6. KÜRESELLEŞME SÜRECİNDEKİ “KARA PARA” OLGUSU
Toplumlarda
yüksek kazanç sağlayan uyuşturucu, silah kaçakçılığı, terör, çocuk ve kadın
ticareti ve adam kaçırma gibi örgütlü işlenen suçlar sonucu elde edilen her
türlü maddî menfaat ve değerlere “kara para” adı verilmektedir. [32] Yasa dışı
ve kayıt dışı oluşan bu para uluslar arası finansal sistemde dönen önemli bir
büyüklüğü temsil etmektedir. Kanunların suç saydığı fiillerin işlenmesinden
elde edilen para veya para yerine geçen evrakların ve senetlerin, malların veya
gelirlerin, bir para biriminden diğerine çevrilmesi de dahil olmak üzere,
çeşitli malî işlemlerle birinden diğerine dönüştürülmesinden ekonomik çıkar
elde edilmesi amacını güden bu para, [33] aklanabilmek için malî sistem içinde
kendine yer edinmeye çalışmaktadır. Çeşitli yöntemlerle kontrol altına alınmak
istense de bu konuda pek bir başarının sağlandığı söylenemez.
Dünya
ekonomisinin küreselleşmesi, birçok kapalı ekonominin açık hale gelmesini
sağlamakta, dünya ticaretini, dünya üretiminin üstüne çıkarmakta ve
uluslararası piyasaların gelişmesi bireylerin ve kurumların fonlarını sınırsız
olarak en yüksek getiriyi alabilecekleri yerlerde değerlendirmelerine imkân
tanımaktadır. Bunun yanında küreselleşme, modern dünyamızın karakteristiklerinden
biri olarak suç alanını da etkilemekte ve organize suçluluk artan ölçüde
küresel bir boyut kazanmaktadır. Küreselleşme bir yandan piyasaların işlem
hacmini ve çeşitliliğini arttırarak, diğer taraftan da mal ticaretini
arttırabilmek için gümrüklerdeki bürokrasiyi basitleştirmeye dönük uygulamalar
yaparak, uyuşturucu ve silah kaçakçılığı gibi kara paranın elde edildiği
suçların işlenmesini kolaylaştırmaktadır. [34]
Bu ortamda
ülkelerin kendisini koruyabilmesi her zaman mümkün olmamakta, bir ülkenin kara
para aklaması diğer ülkeler ve küresel finansal sistem açısından sorun
oluşturabilmektedir. Bütün bir dünya malî sisteminin entegrasyonu anlamında
küreselleşme, para aklamayı gerçekten uluslararası bir olgu haline getirmiştir.
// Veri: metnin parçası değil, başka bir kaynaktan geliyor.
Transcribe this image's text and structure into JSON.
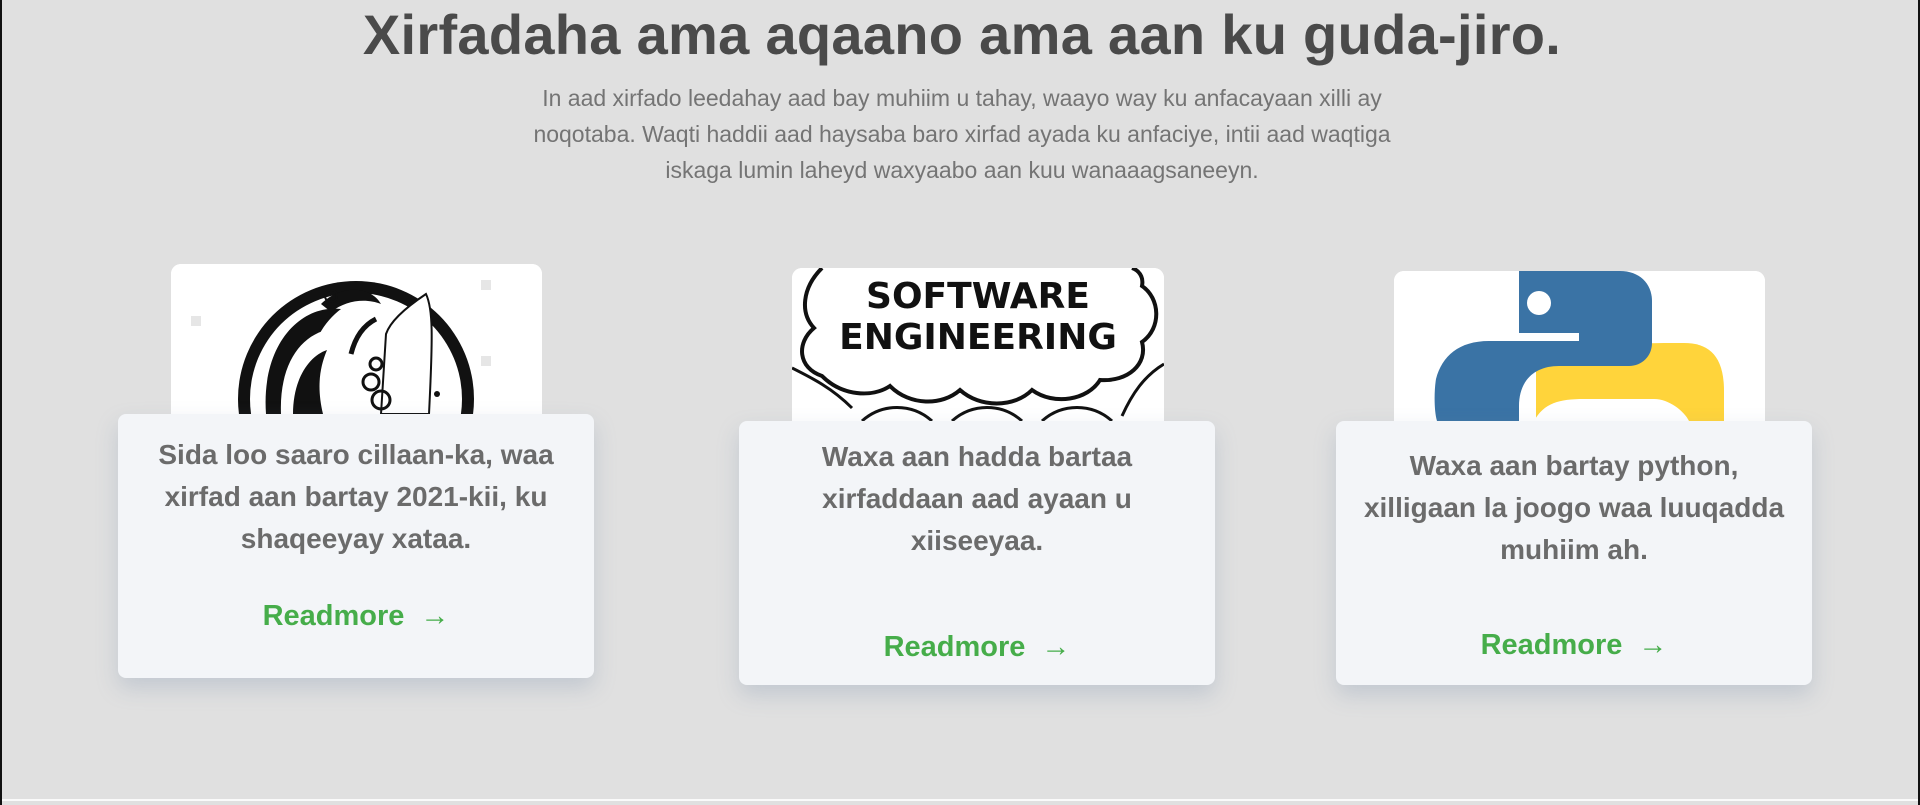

Organize suç örgütleri ve sistemin açıklarını bilen bilinçli fertler, açık
sınırlardan, özelleştirmeden, serbest ticaret bölgelerinden, sınır güvenliği
sağlayamayan devletlerden, kıyı ötesi bankacılık hizmetlerinden, elektronik
malî transferlerden, akıllı kartlardan, siber bankacılıktan faydalanarak her
gün milyonlarca dolarlık kara parayı aklayabilmektedir. [35]
Dünya
çapındaki kara paranın boyutunu olayın esası yasa dışı olduğu için kesin olarak
tespit edebilmek oldukça güçtür. IMF’nin Uluslararası Malî İstatistikler Departmanı
dünyadaki toplam kara para miktarını 700 milyar ile 1 trilyon dolar arası bir
rakam olarak bildirmektedir. ABD gayri safi millî hasılasının 8 trilyon dolar
civarında olduğu düşünüldüğünde bu miktar büyük bir rakamdır. Bu rakamda yıllık
80 ile 100 milyar dolar arası bir artış da söz konusudur. Sadece uyuşturucu
ticaretinde yıllık yaklaşık 500 milyar dolarlık bir hacimden bahsedilmektedir.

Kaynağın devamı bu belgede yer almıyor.